Drobo

Drobo critical after new setup

I’ve acquired an empty Drobo 5N from a mate and stuck some new drives in it. First off I put 2x 2TB drives, both had green lights but after it went through it’s set up the System health was critical (both drives have green lights). A quick read suggested you need 4 drives on a new install if this happens so I bought another 2x 2TB drives/ Again 4 green lights and after set up a critical health status again, however this time it also gave me a red light on bay 1 so I moved this drive to bay 5 and reset the system.

I now have 4 green lights, but again once it’s started up I get critical health.

Any suggestions?

Seems unusual for certain. How much data is on your Drobo and what are the individual drive model numbers?

I have 4 of these

Seagate BarraCuda 2 TB Internal Hard Drive HDD – 3.5 Inch SATA 6 GB/s 7200 RPM 256 MB Cache

All are brand new and empty.

Problem will be SMR drives then.
CMR and SMR Hard Drives | Seagate UK
Other reference.
Can I really use any hard drive I want in Drobo?

Please note at the bottom of that
Note:

  • All SMR drives are incompatible and not recommended for use with Drobo

Oh joy, that’s £200 down the drain.

Thanks anyway :slight_smile:

OK, the plot thickens :wink:

This page suggests that the drives are useable though it doesn’t list the 5N only the 5N2.

The other link shows drives as being SMR but which drives are not?

Before I waste another pile of cash, how do I work out which drives WILL work and which will not? Or do I keep the drives I have and get a different box? As I say, the Drobo was given to me by a mate.

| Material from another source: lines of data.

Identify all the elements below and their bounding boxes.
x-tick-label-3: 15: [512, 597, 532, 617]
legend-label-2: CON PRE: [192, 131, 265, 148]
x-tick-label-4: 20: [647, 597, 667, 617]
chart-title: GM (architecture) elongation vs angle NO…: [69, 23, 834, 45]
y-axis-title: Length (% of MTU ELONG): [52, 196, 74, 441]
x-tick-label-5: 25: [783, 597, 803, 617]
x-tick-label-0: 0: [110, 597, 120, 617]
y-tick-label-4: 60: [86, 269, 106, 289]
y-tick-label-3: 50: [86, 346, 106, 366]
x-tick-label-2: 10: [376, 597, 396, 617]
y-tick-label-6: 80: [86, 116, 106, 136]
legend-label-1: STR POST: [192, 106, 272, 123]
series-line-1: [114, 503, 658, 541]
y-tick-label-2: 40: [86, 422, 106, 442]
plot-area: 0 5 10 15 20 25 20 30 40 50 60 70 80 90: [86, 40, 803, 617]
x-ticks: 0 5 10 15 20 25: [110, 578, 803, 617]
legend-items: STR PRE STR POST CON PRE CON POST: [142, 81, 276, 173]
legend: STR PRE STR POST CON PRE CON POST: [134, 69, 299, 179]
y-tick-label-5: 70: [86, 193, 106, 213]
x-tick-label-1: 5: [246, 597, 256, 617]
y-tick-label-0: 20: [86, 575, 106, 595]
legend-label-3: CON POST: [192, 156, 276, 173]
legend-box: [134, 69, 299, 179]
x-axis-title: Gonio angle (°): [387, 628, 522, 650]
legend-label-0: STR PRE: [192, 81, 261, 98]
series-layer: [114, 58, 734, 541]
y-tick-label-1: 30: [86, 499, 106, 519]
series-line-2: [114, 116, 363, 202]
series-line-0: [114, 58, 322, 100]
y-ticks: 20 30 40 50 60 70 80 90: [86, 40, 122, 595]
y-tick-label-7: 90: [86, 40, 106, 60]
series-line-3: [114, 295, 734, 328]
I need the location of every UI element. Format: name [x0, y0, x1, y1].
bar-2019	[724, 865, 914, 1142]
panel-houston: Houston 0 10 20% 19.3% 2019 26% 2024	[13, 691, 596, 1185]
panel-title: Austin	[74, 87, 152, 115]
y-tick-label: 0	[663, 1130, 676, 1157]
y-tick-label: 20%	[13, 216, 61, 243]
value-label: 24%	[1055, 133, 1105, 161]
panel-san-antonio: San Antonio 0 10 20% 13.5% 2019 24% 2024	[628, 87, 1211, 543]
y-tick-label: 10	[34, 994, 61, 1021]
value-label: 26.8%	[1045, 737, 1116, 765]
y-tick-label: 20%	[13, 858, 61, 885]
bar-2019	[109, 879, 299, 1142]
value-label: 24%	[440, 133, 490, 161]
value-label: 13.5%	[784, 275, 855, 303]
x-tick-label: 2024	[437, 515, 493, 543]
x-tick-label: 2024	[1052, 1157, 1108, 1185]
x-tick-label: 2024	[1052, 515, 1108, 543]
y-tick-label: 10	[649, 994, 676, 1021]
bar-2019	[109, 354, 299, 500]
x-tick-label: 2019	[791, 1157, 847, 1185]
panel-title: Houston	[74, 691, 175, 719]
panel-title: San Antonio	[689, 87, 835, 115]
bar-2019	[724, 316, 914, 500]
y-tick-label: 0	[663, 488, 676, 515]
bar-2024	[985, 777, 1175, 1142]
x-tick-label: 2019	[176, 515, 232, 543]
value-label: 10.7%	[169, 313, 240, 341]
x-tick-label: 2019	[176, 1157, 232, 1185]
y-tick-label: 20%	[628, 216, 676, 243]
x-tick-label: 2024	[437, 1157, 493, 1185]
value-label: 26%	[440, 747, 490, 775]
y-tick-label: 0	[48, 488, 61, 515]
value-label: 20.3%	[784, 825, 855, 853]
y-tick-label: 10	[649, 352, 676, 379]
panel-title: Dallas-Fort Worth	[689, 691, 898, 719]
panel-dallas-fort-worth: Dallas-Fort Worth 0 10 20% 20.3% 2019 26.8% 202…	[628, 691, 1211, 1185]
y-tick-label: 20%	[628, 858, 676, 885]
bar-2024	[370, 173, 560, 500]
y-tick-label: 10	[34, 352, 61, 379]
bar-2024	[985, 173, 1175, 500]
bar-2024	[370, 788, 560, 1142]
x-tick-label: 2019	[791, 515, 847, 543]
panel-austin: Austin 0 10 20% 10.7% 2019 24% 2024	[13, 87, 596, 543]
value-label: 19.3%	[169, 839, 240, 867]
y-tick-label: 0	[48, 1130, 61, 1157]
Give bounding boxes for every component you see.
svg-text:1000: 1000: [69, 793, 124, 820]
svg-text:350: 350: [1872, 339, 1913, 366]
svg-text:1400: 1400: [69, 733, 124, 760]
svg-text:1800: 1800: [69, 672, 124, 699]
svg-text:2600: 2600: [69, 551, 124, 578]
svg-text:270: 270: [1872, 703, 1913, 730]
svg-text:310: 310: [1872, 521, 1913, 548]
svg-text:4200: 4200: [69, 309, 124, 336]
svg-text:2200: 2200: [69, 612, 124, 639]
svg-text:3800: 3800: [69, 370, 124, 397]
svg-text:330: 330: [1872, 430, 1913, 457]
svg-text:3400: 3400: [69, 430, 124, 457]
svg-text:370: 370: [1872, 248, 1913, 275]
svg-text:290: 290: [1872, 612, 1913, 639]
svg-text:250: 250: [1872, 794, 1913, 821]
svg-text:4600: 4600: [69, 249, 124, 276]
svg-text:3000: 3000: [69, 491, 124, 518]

Does anyone know if the Seagate Ironwolf will work for example?

Thanks

First link I gave shows which of Seagate’s drives are SMR & which CMR
CMR and SMR Hard Drives | Seagate UK
It also shows the IronWolf drives as CMR (which is what’s needed)

The page you linked shows BarraCuda Pro as useable, not plain BarraCuda. The latter being SMR & the former CMR.

There’s not such a helpful table as I linked when it comes to Western Digital, however Red Plus are CMR (not plain Red).
There’s a table here of WD drives to avoid though.
WD publishes complete list of SMR drives following user backlash | TechSpot

If you want an actual recommendation then Drobo suggest IronWolf Pro, or WD Red Pro
I’d tend to agree, both are CMR, both are 7200rpm & both have decent warrantee.

The slower IronWolf or WD Red Plus should be OK though, if that’s all budget permits.

There are potential issues using SMR drives in other manufacturer’s boxes too, they really don’t play well with RAID, particularly during rebuilds after a drive fails.

Yes thanks, so many tabs open I lost track of that one.

I’ve gone with a couple of ironwolf 4tb, yes budget is an issue at the moment.

One final thing you might know. SHOULD the barracudas at least work, if not reliably? The other concern is that the drobo itself has an issue rather than specifically the drives.

Thanks again for your help cyber_beardy, I have read more about drives in the last few hours than the rest of my life :slight_smile:

Somewhere other than a Drobo / NAS, they’ll work, they’re fine when used in a desktop PC as intended, or singly as external drives.

I would NOT use them in any sort of RAID though, especially not one with data on, they might appear to work, the worst problem comes when you replace a drive, during the rebuild process they run out of fast cache, slow right down, often get marked as failed, & then the entire rebuild fails… meaning all data gets lost at that point.

Can’t tell anything about the unit while it has SMR drives fitted, two CMR IronWolf drives should do to set it up though, more can be added later to expand &/or enable dual redundancy, something I’d actually recommend doing with drives of 4TB or greater once you have enough of them. You should only need 2 drives to set it up with single redundancy, dual can be enabled once you have 3 or more without losing data.

In ordinary times where units were in stock I’d suggest just proceeding with IronWolf or similar CMR NAS rated drives, since if the unit was problematic you could get another & move the pack without data loss.

In the current “no stock anywhere” situation, it’s up to you if you want to take the risk or simply start off with a competitor’s unit. Whatever you decide I wouldn’t recommend SMR drives in any sort of NAS though.

I miss the days when picking drives wasn’t a problem.